Olivier Nallet – C’est clairement un progrès.

La permanence des soins en cardiologie

Olivier Nallet – Maintenant il y a un autre point qui nous intéresse énormément, nous cardiologues, c’est la permanence des soins. J’aimerais que tu nous expliques ce que cela devient.

Loïc Belle – En 2002, il y avait une garde sur place de spécialité…. Là, il n’y en a plus. C’est-à-dire que maintenant, le minimum imposé pour la permanence des soins, c’est l’astreinte de cardiologie et, sur place, un médecin justifiant d’une formation ou d’une expérience en soins critiques... C’est toute la nuance. C’est-à-dire qu’il n’est pas question d’interne en quoi que ce soit – un cardiologue, au minimum, sera à la maison en astreinte et sur place il y aura un médecin spécialisé en soins critiques.

Olivier Nallet – D’accord, en sachant que dans le texte, ce n’est pas extrêmement précis sur le niveau de compétence et le niveau de formation… On imagine que ce sont des gens compétents, avec une exigence de formation en soins critiques pour pouvoir assumer une telle charge. Et puis le deuxième point qu’on avait discuté avec les réanimateurs, c’est qu’ils voient cela avec une certaine inquiétude – c’est-à-dire qu’ils pourront être amenés à gérer à la fois leur réanimation et une USIC finalement, avec un médecin qui sera de garde d’astreinte opérationnelle chez lui.

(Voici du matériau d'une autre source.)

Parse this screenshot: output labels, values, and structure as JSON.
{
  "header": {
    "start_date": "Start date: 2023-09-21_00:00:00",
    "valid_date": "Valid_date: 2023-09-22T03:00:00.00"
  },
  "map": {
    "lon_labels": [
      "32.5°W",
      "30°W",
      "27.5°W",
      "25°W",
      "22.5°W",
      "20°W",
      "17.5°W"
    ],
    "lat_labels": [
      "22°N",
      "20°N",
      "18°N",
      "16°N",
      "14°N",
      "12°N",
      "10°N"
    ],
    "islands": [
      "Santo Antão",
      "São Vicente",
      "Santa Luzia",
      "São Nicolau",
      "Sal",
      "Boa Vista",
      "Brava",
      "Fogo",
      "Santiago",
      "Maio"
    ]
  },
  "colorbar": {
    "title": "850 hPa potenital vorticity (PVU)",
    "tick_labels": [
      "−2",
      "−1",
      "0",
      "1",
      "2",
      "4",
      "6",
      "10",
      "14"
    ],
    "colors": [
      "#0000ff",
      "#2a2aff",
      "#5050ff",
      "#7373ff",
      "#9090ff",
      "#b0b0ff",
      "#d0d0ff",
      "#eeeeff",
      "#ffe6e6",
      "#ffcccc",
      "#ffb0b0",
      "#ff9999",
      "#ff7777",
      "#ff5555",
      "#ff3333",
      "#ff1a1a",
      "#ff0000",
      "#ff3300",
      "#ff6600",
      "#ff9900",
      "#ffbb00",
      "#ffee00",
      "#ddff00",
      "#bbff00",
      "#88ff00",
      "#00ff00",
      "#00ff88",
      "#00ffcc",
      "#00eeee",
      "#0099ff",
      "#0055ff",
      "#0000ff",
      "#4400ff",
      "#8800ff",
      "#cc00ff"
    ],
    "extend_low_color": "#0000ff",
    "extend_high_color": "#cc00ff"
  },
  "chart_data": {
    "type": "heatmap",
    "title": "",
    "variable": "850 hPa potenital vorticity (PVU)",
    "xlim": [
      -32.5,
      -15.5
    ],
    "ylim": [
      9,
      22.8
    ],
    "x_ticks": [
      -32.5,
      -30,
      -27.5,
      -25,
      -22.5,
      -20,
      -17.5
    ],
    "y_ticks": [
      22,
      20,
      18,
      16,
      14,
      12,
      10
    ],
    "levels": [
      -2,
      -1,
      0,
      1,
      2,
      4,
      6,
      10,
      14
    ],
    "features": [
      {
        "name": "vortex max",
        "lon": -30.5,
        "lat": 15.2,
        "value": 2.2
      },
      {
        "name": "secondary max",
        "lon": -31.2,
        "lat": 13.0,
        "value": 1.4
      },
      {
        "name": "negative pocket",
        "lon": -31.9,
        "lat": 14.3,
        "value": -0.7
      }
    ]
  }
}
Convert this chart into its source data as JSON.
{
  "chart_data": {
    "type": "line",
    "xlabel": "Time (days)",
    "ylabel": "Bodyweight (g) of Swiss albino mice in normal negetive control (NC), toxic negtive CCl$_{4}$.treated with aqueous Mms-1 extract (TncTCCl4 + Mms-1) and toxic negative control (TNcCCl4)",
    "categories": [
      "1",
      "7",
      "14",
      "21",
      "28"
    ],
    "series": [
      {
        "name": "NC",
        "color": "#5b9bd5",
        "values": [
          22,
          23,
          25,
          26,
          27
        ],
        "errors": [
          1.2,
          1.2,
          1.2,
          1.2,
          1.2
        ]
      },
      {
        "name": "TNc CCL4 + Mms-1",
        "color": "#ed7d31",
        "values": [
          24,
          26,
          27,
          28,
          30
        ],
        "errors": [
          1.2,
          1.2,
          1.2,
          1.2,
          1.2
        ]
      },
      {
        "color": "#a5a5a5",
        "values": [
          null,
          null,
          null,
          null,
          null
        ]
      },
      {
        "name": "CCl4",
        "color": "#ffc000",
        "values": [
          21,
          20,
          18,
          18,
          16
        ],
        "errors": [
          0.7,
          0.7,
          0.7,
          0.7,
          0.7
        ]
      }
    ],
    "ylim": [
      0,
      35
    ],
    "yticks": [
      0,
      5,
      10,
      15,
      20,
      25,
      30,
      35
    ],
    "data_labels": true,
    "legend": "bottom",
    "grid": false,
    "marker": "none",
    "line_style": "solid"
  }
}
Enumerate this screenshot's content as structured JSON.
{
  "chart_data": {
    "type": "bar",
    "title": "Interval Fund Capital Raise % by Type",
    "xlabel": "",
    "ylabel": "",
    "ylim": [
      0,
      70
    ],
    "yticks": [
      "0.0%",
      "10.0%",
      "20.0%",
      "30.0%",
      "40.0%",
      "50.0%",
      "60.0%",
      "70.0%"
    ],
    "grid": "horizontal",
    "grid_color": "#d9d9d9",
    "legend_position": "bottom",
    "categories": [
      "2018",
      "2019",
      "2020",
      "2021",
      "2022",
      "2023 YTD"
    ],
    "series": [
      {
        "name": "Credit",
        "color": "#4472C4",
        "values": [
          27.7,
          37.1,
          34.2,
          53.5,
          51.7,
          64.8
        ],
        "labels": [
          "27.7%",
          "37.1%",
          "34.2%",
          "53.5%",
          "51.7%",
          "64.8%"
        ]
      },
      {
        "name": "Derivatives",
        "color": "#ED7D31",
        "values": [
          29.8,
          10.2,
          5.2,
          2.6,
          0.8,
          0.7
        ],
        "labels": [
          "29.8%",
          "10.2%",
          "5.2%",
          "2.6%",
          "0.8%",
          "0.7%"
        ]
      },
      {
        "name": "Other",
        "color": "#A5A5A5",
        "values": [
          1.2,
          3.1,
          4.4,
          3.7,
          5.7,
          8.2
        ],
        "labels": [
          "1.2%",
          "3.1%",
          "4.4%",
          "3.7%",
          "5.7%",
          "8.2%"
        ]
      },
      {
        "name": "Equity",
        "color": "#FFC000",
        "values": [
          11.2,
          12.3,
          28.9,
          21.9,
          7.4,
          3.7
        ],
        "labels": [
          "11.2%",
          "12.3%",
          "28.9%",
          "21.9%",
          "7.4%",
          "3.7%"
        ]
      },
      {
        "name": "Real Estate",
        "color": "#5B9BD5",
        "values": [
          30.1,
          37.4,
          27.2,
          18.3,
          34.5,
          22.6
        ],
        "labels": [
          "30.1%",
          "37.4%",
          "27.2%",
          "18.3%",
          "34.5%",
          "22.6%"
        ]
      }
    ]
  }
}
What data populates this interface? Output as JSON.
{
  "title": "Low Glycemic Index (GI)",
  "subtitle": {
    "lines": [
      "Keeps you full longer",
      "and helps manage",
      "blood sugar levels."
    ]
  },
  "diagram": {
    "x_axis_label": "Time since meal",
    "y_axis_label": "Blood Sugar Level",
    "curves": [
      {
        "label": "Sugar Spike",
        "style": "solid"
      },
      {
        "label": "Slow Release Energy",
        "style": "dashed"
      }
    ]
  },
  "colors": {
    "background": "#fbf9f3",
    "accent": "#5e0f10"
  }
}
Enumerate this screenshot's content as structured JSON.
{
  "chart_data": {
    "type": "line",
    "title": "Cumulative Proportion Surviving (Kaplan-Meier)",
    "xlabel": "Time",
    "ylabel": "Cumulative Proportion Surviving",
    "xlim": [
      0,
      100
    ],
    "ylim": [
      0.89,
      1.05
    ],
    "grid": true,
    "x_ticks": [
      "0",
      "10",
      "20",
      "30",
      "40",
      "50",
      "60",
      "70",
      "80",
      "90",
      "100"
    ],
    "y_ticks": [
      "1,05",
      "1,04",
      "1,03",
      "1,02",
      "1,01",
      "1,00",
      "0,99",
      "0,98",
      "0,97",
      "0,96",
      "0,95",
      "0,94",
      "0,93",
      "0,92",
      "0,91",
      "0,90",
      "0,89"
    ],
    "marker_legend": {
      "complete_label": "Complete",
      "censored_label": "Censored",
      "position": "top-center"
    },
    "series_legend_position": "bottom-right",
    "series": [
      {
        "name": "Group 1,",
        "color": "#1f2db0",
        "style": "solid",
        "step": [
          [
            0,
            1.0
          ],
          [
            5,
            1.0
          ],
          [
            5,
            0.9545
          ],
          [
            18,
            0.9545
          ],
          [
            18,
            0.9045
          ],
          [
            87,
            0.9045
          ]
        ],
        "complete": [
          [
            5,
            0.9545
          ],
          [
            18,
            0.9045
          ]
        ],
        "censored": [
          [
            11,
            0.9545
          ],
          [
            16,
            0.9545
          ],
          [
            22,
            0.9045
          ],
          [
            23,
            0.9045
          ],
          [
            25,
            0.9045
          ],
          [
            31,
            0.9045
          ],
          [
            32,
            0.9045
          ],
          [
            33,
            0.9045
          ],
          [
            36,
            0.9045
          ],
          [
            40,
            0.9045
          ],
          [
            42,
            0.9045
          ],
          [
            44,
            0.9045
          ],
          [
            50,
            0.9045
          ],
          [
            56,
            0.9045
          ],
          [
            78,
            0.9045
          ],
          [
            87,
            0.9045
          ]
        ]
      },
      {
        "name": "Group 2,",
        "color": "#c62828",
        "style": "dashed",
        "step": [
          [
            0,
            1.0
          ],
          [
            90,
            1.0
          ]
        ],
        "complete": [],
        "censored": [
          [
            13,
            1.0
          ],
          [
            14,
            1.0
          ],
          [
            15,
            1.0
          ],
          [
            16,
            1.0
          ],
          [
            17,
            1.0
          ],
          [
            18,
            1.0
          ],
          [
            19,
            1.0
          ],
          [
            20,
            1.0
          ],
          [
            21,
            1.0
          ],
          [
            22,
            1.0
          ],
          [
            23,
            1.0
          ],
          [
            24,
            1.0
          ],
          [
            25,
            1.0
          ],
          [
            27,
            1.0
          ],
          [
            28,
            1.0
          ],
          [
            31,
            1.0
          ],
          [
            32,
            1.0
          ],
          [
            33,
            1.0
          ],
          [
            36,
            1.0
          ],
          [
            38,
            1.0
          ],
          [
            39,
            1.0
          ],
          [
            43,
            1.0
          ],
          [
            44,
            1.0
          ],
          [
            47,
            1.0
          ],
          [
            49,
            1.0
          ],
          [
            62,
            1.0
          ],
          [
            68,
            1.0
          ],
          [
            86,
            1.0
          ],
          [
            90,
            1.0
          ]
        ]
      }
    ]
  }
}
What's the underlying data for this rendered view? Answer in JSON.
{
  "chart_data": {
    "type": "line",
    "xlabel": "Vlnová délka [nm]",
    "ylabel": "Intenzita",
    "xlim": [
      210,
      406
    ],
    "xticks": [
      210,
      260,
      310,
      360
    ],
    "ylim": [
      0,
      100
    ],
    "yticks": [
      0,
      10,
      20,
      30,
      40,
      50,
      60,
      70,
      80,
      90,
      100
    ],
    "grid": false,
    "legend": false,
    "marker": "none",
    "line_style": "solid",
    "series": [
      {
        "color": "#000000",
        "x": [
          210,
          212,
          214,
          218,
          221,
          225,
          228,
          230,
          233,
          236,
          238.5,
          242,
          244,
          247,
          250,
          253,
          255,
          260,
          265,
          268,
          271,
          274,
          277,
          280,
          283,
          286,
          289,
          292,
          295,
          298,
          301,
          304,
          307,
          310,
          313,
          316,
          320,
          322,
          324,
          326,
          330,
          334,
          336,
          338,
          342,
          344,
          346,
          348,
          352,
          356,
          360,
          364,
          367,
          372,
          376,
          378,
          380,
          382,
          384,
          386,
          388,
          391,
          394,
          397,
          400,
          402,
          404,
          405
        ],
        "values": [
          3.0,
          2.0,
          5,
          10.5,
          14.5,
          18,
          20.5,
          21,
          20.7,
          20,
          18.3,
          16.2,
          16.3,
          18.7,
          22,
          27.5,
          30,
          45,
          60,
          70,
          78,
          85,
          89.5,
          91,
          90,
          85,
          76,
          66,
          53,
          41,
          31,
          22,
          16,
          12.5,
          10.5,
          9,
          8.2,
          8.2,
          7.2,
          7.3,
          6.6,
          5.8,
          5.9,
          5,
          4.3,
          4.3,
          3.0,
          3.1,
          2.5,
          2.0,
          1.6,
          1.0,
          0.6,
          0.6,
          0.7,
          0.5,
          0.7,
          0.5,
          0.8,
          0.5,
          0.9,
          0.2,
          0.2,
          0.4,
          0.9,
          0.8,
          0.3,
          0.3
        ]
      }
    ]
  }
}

Loïc Belle – Oui, tout à fait. « Sur place, un médecin justifiant d’une formation ou d’une expérience en soins critiques sur site et un cardiologue d’astreinte. » Alors, cela ne doit pas nous empêcher, dans les plus gros centres, de défendre la garde sur place, car c’est une qualité des soins et une charge de travail importante dans des centres les plus importants, mais les centres qui sont plus fragiles, avec des effectifs qui ne permettent pas la garde sur place, c’est la possibilité de pouvoir fonctionner en astreinte.

 
Il faudra un médecin justifiant d’une formation ou d’une expérience en soins critiques sur site et un cardiologue d’astreinte.
 

Les leçons de la crise COVID-19

Olivier Nallet – Il y avait un élément qui est lié à la crise COVID, c’est la notion de flexibilité – alors c’est plus vrai pour les réanimateurs que pour nous, cardiologues. C’est-à-dire qu’on peut augmenter le nombre de lits ou les diminuer en fonction des saisons – ça c’est plus pour la Réa –, mais surtout en cas de crise sanitaire. Et puis il y a la notion de former des infirmières qui, en cas de crise exceptionnelle, pourraient participer à la gestion des soins critiques… Ce sont les leçons de la crise COVID.

Loïc Belle – Tout à fait. Je pense que tu as bien résumé la situation et ce décret devrait être en application à partir du mois de juin ou, en tout cas, avec une échéance de mise en conformité qui ne sera pas évidente à honorer, comme tu l’as expliqué, mais qui sera quand même pour nous une avancée, si ce n’est cette ambiguïté d’interprétation de cette permanence des soins.

Olivier Nallet – Merci, Loïc, pour tes explications et leur précision. C’est un texte intéressant qui est à la fois contraignant sur certains points, en particulier le PNM, mais qui donne une certaine liberté sur la permanence des soins.